Text: H.R.3985 — 115th Congress (2017-2018)All Information (Except Text)

There is one version of the bill.

Text available as:

Shown Here:
Introduced in House (10/05/2017)


115th CONGRESS
1st Session
H. R. 3985


To establish a working group of public and private entities led by the Food and Drug Administration to recommend voluntary frameworks and guidelines to increase the security and resilience of Internet of Medical Things devices, and for other purposes.


IN THE HOUSE OF REPRESENTATIVES

October 5, 2017

Mr. Trott (for himself and Mrs. Brooks of Indiana) introduced the following bill; which was referred to the Committee on Energy and Commerce


A BILL

To establish a working group of public and private entities led by the Food and Drug Administration to recommend voluntary frameworks and guidelines to increase the security and resilience of Internet of Medical Things devices, and for other purposes.

Be it enacted by the Senate and House of Representatives of the United States of America in Congress assembled,

SECTION 1. Short title.

This Act may be cited as the “Internet of Medical Things Resilience Partnership Act of 2017”.

SEC. 2. Study on the security and resilience of certain medical devices.

(a) Study.—Not later than 5 months after the date of enactment of this Act, the Commissioner of the Food and Drug Administration, in consultation with the National Institute of Standards and Technology, shall establish a working group of public and private entities to develop recommendations for voluntary frameworks and guidelines to increase the security and resilience of net­worked medical devices sold in the United States that store, receive, access, or transmit information to an external recipient or system for which unauthorized access, modification, misuse, or denial of use may result in patient harm.

(b) Working group.—

(1) IN GENERAL.—In developing the rec­om­men­da­tions under subsection (a), the Commissioner shall seek input from a working group representing the Federal Government, industry, and academia.

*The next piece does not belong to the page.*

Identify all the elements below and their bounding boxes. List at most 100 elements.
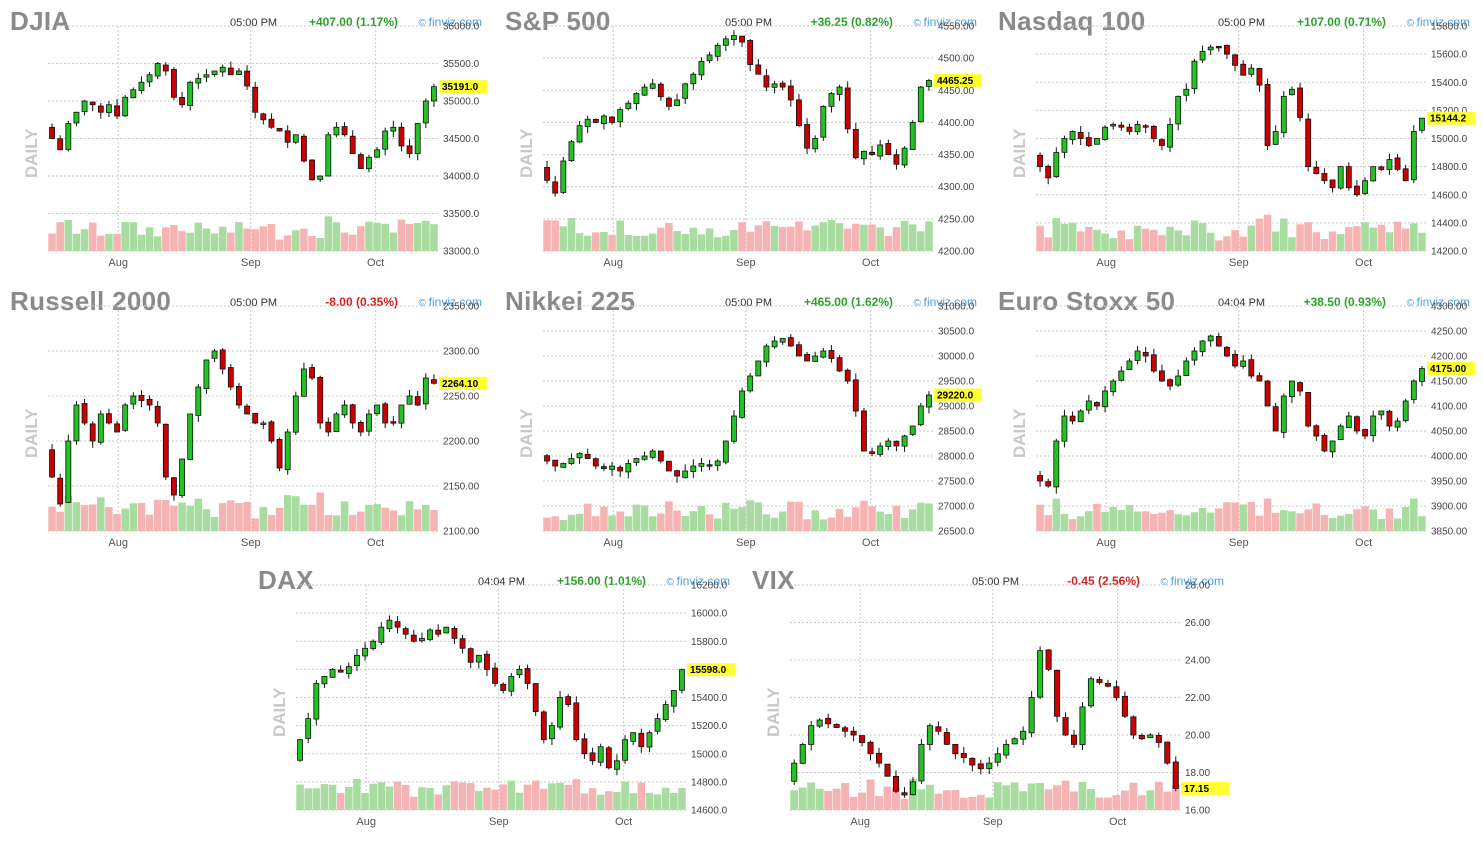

(2) CHAIRPERSON.—The Commissioner of the Food and Drug Administration, or a designee of the Commissioner, shall serve as the chairperson of the working group established under paragraph (1).

(3) MEMBERSHIP.—Membership of the working group shall include a representative from each of the following:

(A) The Center for Devices and Radiological Health of the Food and Drug Administration.

(B) The Office of the National Coordinator for Health Information Technology of the Department of Health and Human Services.

(C) The Office of Technology Research and Investigation of the Federal Trade Commission.

(D) The Cybersecurity and Communications Reliability Division of the Federal Communications Commission.

(E) The National Institute of Standards and Technology of the Department of Commerce.

(F) The National Cyber Security Alliance.

(4) APPOINTED MEMBERS.—The chairperson shall appoint to the working group a minimum of 3 qualified representatives from each of the following private sector categories:

(A) Medical device manufacturers.

(B) Health care providers.

(C) Health insurance providers.

(D) Cloud computing.

(E) Wireless network providers.

(F) Enterprise security solutions systems.

(G) Health information technology.

(H) Web-based mobile application developers.

(I) Software developers.

(J) Hardware developers.

(c) Report.—Not later than 18 months after the date of enactment of this Act, the Commissioner shall submit to Congress a report on the recommendations developed under subsection (a), including—

(1) an identification of existing cybersecurity standards, guidelines, frameworks, and best practices that are applicable to mitigate vulnerabilities in the devices described in subsection (a);

(2) an identification of existing and developing international and domestic cybersecurity standards, guidelines, frameworks, and best practices that mitigate vulnerabilities in such devices;

(3) a specification of high-priority gaps for which new or revised standards are needed; and

(4) potential action plans by which such gaps can be addressed.